El valor de reconocer nuestros errores

arrepentimiento

Hay momentos en la vida en los que algo dentro nuestro hace ruido. Puede ser una palabra que dijimos de más, una decisión que lastimó a alguien o una actitud que sabemos que no fue la correcta. No siempre es inmediato, pero tarde o temprano aparece esa incomodidad que nos enfrenta con una verdad: nos equivocamos.

Y reconocerlo no es fácil.

Vivimos en una cultura donde muchas veces se valora más tener razón que hacer lo correcto. Defender nuestro punto de vista, justificar nuestras acciones o incluso ignorar lo sucedido puede parecer más sencillo que admitir un error. Pero lo cierto es que, aunque evitemos mirarlo, lo que no resolvemos internamente sigue pesando.

El arrepentimiento verdadero no es solo sentir culpa. Es algo más profundo.
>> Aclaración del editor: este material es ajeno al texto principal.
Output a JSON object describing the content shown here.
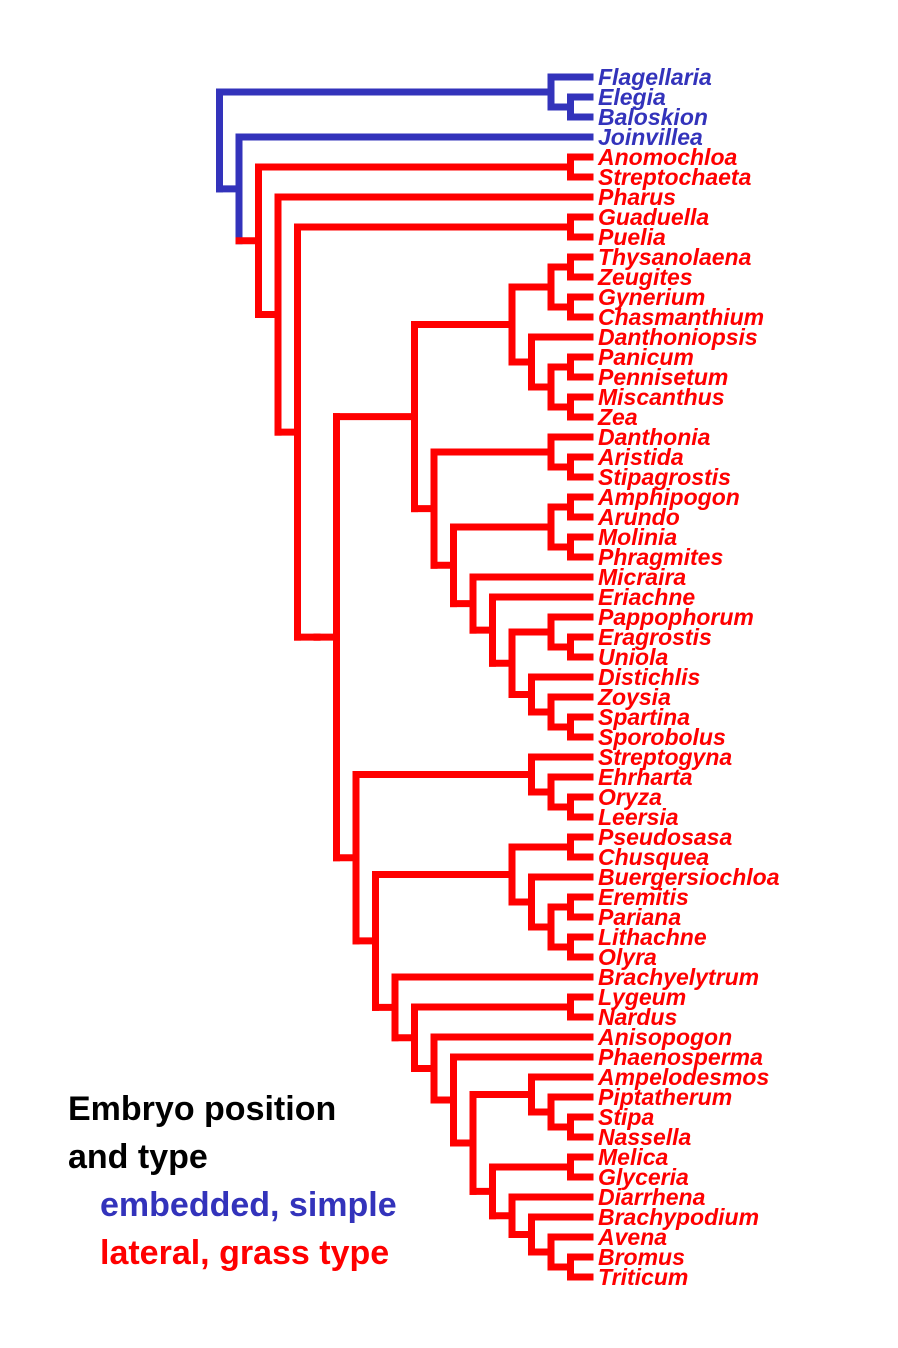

Es la capacidad de detenernos, mirar con honestidad lo que hicimos y aceptar nuestra responsabilidad sin excusas. Es un acto de humildad.

Cuando una persona reconoce su error, no se debilita: crece.

Pedir perdón, por ejemplo, puede ser incómodo. Nos expone, nos pone en un lugar vulnerable. Pero también abre la puerta a la restauración. No solo en nuestras relaciones con otros, sino también dentro de nosotros mismos. Porque hay una paz que solo llega cuando dejamos de justificar lo injustificable y elegimos hacer lo correcto.

Ahora bien, el arrepentimiento no termina en las palabras.

De nada sirve decir “perdón” si seguimos actuando de la misma manera. El verdadero cambio se ve en las decisiones que tomamos después. En cómo elegimos hablar, en cómo tratamos a los demás, en cómo respondemos la próxima vez que enfrentamos una situación similar.

Ahí es donde el arrepentimiento se transforma en algo poderoso: en un punto de partida.

Todos fallamos. Todos nos equivocamos. Pero no todos elegimos cambiar. Y ahí está la diferencia.

Reconocer un error no nos define, pero sí define el rumbo que tomamos después. Podemos quedarnos en la culpa, o podemos usar ese momento como una oportunidad para crecer, aprender y empezar de nuevo.

Porque siempre hay una nueva oportunidad para hacer las cosas mejor.